Pebble Time on track for May shipping, but with some features missing

Credit: Pebble

The Pebble Time clearly isn’t a typical Kickstarter project. Not only is it the most-funded campaign ever, it’s also going to ship on time for most backers.

Pebble says mass production on its second-generation smartwatch begins this week, with yields hitting full capacity by mid-May. As planned, Pebble will ship to most backers in the May reward tier this month. (The company says some later backers in this tier will have to wait until early June.)

The first software release will include Pebble’s new “timeline” interface, which sorts events into “Past,” “Present,” and “Future” categories that correspond to different buttons on the watch.

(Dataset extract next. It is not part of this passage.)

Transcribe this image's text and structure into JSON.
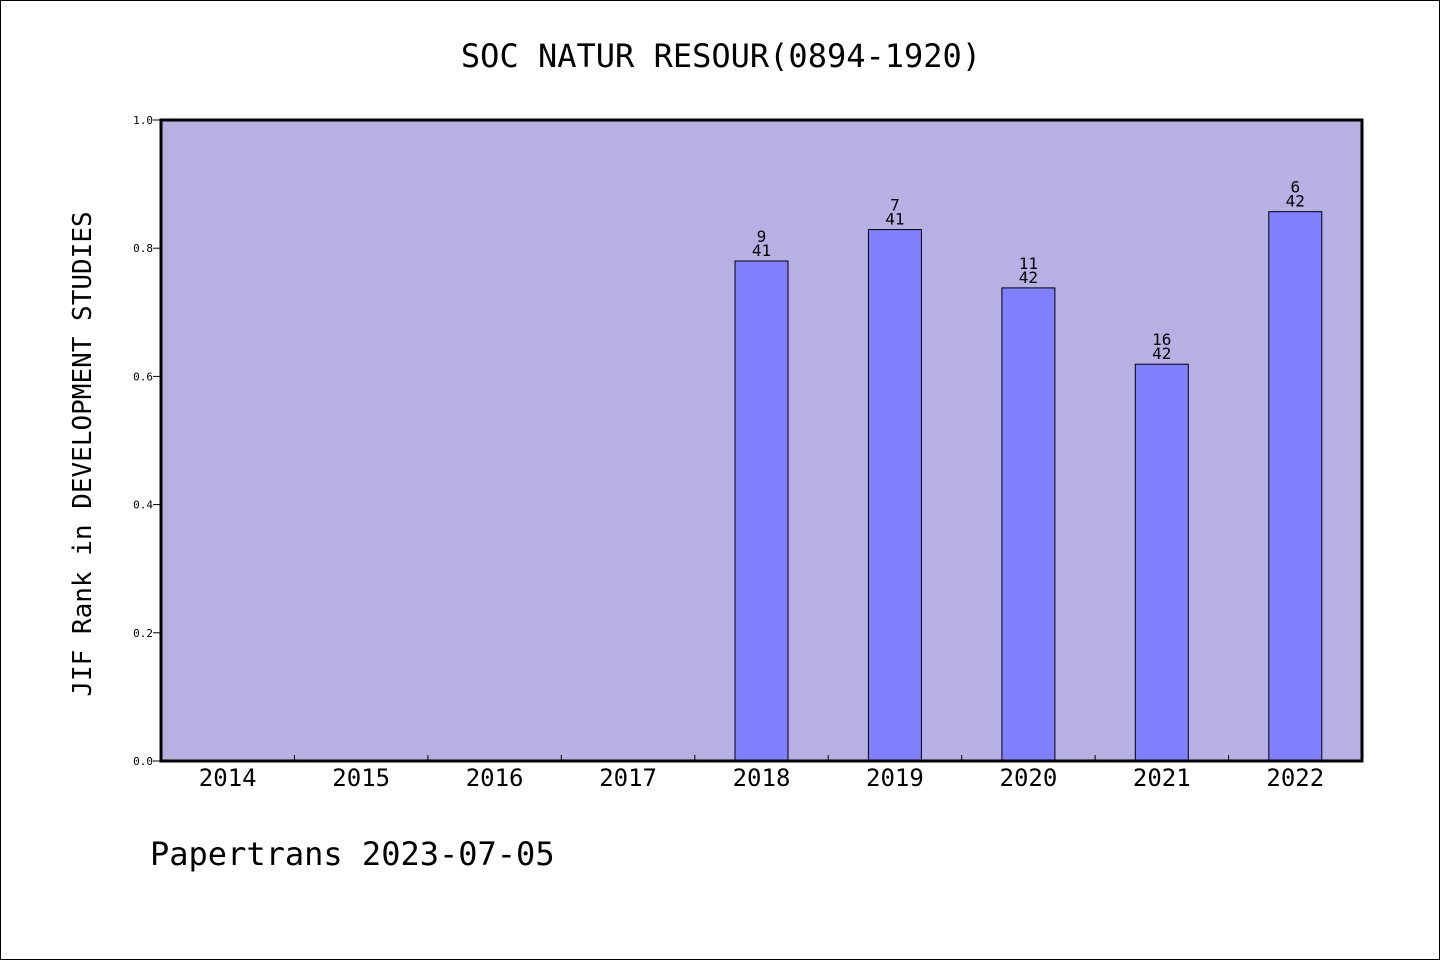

The new watches will also have expanded app storage, a new built-in Sports app, new color system apps, and voice replies for Android notifications. At launch, notifications for Hangouts, Facebook, email, and Twitter will be color-coded, and Pebble says it will add more over time.

On the downside, not all Pebble Time features will be intact by the time the first smartwatches arrive. Pebble is still working on voice response to Gmail notifications in iOS, the Voice notes app, the Stocks app, the Weather watchface, and album art support in the Music app. There’s no word on exactly when these features will be ready.

Pebble also isn’t talking about when it will update existing watches to the new Timeline interface, or the shipping details for Pebble Time Steel, which is scheduled to arrive in July. It’s also unclear when Pebble Time pre-orders will open to non-backers.

Why this matters: While crowdfunded projects have a reputation for shipping late (if they ship at all), but Pebble has more experience than the typical campaign, having been through the process (delays and all) once before. With the Apple Watch experiencing its own delays, it looks both watches should arrive for many early adopters at just about the same time.